How does the checker decide if a claim is supported?

It sends the source and summary to your model with instructions to break the summary into atomic claims and judge each one strictly against the source as supported, unsupported, or contradicted.

What is the difference between unsupported and contradicted?

Unsupported means the source neither confirms nor denies the claim (often an invented detail). Contradicted means the source states the opposite, which is a clear factual error.

Is my document sent anywhere besides my LLM provider?

No. The source and summary are sent only to OpenAI or Anthropic for the single evaluation request. Your API key and text are never stored or logged by this tool.

Can it catch every hallucination?

It catches most overt fabrications and contradictions, but no automated check is perfect. Treat the verdicts as a strong first pass and review contradicted claims by hand.

What is the Factual Consistency Checker (BYO-key)?

Free BYO-key factual consistency checker. Paste a source document and an LLM-generated summary, use your own OpenAI or Anthropic key, and get each summary claim labelled supported, unsupported, or contradicted. It runs free in your browser on Gera Tools, with nothing uploaded.

Factual Consistency Checker (BYO-key)

Name: Factual Consistency Checker (BYO-key)
Creator: Gera Tools
License: https://creativecommons.org/licenses/by/4.0/

Catch hallucinations in generated summaries

Summarization is one of the most common LLM tasks — and one of the easiest to get subtly wrong. Models invent figures, swap names, or assert things the source never said. This tool sends your source document and the generated summary to your own LLM with a strict grounding rubric and returns a per-claim verdict: supported, unsupported, or contradicted.

How consistency checking works

The model is instructed to decompose the summary into atomic claims — single, verifiable statements — and to judge each one only against the supplied source. A claim is supported when the source directly backs it, unsupported when the source is silent on it (a hallmark of fabrication), and contradicted when the source asserts the opposite. The tool parses these verdicts into a clear list and highlights the contradicted claims, which are the most dangerous. Everything runs through a single direct request to your provider using your own key.

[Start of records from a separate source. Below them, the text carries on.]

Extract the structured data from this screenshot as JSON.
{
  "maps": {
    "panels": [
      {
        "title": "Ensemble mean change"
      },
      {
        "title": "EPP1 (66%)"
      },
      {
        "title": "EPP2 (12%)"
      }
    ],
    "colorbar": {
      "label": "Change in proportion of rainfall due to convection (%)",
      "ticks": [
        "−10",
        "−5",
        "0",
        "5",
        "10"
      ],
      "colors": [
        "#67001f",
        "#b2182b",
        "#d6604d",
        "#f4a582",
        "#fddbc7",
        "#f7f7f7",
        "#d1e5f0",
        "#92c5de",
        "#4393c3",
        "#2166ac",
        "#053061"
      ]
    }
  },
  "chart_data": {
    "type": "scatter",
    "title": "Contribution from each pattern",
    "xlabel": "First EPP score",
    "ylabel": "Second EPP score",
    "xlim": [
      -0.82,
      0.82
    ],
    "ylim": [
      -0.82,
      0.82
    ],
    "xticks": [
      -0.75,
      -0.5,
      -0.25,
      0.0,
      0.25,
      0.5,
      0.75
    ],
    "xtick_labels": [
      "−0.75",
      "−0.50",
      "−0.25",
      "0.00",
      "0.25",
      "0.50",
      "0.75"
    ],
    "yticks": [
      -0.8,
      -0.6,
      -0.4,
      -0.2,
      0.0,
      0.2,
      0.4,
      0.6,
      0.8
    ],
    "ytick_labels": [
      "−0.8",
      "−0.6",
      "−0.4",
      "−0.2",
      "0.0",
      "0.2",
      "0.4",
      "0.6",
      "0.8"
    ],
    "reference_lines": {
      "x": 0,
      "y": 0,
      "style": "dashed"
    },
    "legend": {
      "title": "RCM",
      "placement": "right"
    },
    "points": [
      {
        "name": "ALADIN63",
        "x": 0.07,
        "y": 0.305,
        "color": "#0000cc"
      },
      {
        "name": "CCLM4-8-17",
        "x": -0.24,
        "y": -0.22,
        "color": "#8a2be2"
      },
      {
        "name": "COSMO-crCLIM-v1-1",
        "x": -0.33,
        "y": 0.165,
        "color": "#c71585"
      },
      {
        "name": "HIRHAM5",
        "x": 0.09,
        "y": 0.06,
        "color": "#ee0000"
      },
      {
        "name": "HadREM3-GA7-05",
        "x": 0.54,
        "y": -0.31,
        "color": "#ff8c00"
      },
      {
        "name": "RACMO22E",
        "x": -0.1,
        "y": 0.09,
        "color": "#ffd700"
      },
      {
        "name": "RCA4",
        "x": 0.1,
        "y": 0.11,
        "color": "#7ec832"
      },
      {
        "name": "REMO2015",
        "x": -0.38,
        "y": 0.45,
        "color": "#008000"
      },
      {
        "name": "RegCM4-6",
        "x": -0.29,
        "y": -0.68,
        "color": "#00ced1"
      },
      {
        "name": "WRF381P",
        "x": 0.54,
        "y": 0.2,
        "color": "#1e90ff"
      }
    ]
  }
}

The three verdict types explained

Understanding what separates the three verdicts matters for knowing what action to take:

Supported — the source contains a sentence or passage that directly backs the claim. The model found the grounding. Safe to keep.
Unsupported — the source is silent on this point. The model invented or extrapolated it. Common when LLMs confidently add context that was not in the original. You need to either find a source or remove the claim.
Contradicted — the source directly says the opposite. This is the most dangerous category: a confident falsehood. Fix or remove immediately.

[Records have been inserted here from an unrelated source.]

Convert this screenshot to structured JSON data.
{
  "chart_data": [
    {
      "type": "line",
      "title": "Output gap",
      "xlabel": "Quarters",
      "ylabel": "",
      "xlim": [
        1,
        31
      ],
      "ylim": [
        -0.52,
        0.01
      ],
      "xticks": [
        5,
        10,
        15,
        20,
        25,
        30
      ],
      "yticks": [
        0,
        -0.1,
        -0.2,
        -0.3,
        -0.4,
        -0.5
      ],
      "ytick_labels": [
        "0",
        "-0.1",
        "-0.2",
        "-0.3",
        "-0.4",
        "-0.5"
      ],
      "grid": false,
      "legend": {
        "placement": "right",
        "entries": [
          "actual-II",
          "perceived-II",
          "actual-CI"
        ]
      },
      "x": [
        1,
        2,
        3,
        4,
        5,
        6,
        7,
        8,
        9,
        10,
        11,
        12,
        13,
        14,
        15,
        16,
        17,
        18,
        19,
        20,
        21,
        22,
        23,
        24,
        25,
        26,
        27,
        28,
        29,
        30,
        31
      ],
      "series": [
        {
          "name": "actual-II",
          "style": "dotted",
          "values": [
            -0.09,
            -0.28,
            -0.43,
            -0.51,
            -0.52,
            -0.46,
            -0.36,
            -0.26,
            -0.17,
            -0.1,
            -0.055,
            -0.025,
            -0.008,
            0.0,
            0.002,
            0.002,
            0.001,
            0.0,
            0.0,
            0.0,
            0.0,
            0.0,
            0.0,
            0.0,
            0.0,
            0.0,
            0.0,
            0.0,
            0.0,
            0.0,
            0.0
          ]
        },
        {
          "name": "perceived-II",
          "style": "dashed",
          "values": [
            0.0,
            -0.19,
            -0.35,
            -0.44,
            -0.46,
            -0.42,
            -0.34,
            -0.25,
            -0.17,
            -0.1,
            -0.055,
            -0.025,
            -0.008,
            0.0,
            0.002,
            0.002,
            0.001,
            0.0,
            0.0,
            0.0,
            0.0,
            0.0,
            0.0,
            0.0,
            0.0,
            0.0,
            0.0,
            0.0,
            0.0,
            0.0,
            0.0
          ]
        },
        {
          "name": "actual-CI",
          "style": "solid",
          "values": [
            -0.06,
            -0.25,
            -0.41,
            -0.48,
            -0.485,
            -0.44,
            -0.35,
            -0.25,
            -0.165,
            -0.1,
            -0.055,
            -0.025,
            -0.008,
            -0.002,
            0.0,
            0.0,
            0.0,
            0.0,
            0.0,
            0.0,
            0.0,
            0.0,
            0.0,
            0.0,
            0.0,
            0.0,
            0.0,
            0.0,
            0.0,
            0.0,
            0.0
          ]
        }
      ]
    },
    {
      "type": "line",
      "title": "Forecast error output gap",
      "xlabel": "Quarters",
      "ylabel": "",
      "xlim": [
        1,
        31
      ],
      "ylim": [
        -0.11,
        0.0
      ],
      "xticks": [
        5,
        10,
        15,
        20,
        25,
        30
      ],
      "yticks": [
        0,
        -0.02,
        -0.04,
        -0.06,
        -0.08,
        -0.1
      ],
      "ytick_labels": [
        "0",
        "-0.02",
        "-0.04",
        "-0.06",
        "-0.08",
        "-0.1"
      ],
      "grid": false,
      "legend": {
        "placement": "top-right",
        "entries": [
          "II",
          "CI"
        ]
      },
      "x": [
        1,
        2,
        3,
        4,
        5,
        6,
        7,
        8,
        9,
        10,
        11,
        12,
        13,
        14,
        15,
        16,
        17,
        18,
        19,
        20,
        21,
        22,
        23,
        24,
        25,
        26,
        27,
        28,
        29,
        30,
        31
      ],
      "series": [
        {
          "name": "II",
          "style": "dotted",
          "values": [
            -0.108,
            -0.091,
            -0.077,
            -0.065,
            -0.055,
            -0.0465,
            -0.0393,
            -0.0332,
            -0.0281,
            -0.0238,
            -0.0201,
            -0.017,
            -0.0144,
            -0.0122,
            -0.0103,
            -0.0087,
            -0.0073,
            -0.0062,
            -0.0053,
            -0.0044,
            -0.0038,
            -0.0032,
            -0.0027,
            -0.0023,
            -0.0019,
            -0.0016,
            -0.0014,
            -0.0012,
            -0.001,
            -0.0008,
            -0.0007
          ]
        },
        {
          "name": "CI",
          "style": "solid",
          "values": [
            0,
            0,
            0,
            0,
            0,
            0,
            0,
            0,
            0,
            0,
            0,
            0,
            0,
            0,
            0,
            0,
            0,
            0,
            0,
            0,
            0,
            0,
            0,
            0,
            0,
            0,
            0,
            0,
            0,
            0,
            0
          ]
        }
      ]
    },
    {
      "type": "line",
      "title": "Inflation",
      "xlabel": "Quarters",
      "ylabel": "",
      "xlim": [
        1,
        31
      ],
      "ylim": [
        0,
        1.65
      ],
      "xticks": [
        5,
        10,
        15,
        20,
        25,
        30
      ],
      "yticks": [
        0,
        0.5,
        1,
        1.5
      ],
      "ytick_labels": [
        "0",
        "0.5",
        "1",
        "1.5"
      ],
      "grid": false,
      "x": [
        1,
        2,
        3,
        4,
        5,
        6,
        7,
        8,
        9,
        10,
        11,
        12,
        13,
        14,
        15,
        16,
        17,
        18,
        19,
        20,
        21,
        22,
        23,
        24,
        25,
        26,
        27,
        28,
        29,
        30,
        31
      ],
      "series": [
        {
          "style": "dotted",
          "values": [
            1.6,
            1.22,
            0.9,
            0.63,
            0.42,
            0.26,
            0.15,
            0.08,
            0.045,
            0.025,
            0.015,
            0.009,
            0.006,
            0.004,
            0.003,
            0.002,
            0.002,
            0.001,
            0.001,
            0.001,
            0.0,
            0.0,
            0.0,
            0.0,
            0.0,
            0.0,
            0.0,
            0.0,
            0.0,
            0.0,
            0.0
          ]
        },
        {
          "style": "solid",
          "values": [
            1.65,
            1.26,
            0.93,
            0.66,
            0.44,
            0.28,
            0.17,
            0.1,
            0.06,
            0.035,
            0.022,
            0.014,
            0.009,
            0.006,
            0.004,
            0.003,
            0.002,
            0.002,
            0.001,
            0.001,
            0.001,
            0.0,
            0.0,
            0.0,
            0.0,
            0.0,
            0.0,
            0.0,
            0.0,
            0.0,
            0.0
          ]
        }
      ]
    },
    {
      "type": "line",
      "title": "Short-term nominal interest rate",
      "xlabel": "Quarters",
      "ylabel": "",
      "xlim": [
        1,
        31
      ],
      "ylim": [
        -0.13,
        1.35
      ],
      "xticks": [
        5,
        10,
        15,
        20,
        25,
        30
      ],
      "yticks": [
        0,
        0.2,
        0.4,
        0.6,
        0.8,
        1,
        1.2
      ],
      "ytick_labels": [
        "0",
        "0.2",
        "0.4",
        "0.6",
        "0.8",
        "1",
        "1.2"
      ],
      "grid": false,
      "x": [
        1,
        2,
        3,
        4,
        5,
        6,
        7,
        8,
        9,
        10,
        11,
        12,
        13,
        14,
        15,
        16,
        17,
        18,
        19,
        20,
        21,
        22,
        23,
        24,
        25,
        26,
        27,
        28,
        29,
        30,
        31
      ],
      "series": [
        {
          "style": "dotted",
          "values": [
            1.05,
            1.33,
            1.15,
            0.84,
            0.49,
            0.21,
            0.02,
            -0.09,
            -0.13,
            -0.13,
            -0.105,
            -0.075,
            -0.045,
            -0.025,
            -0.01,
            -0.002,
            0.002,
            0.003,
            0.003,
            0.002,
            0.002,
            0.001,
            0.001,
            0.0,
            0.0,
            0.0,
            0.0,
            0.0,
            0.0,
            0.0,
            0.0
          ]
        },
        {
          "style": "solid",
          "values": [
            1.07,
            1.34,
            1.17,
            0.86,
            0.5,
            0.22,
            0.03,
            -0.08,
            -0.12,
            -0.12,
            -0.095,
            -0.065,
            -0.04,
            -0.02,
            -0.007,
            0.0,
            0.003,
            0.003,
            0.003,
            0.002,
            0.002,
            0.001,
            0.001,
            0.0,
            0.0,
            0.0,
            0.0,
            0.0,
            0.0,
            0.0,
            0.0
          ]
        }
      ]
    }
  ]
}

A typical hallucination pattern looks like this. A source says “the project ran over budget by 12%.” The summary says “the project ran over budget by 20%.” That claim is contradicted, not unsupported, because the source states a different figure — it is an outright factual error, not just an addition.

Worked example of a consistency check

Source excerpt: “The meeting took place on 14 March. Seven members attended. The vote passed 5–2.”

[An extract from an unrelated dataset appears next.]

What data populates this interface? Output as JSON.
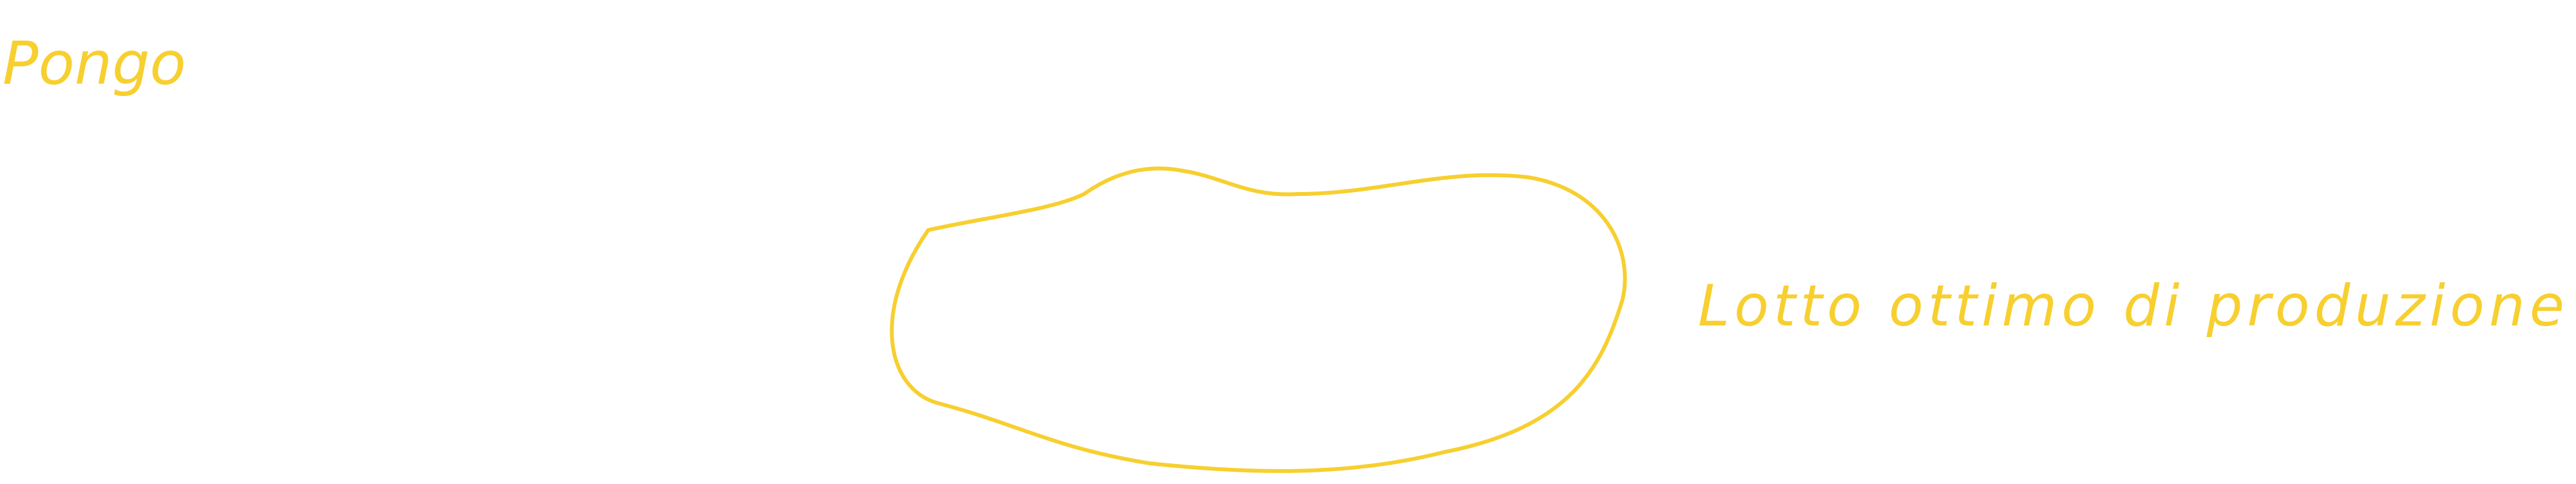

A model-generated summary might produce: “The committee met in mid-March. All members were present and the vote was unanimous.”

Running consistency checking over that summary would flag:

“met in mid-March” — supported (14 March is mid-March)
“All members were present” — contradicted (source says seven attended, not all)
“vote was unanimous” — contradicted (source says 5–2, not unanimous)

Two of three claims are outright errors, despite the fluent tone. This is exactly the kind of subtle falsification that reads fine on a quick skim.

When to use this tool

Checking AI-generated executive summaries against long internal reports before distribution
Validating research abstracts against their full-text sources
Auditing customer-support AI answers against your knowledge base
Confirming legal or compliance summaries before sending to clients
Reviewing any RAG-generated answer that needs to stay grounded in retrieved documents

Tips for trustworthy results

Use a capable model for the judging step (gpt-4o or claude-3-5-sonnet). Claim verification is harder than generation and benefits from a stronger model.
Keep the source self-contained. If the summary relies on outside knowledge the source doesn’t contain, those claims will correctly read as unsupported.
Pay closest attention to contradicted claims — those are outright errors, not just omissions.
Re-run after editing the prompt or summary to confirm your fix actually removed the unsupported or contradicted claims.
For very long sources, break them into sections and run separate checks per section — shorter source windows improve the judge model’s accuracy.
A high ratio of unsupported claims often means the prompt was too vague rather than that the model hallucinated; tightening the system prompt can shift those claims to supported or correctly absent.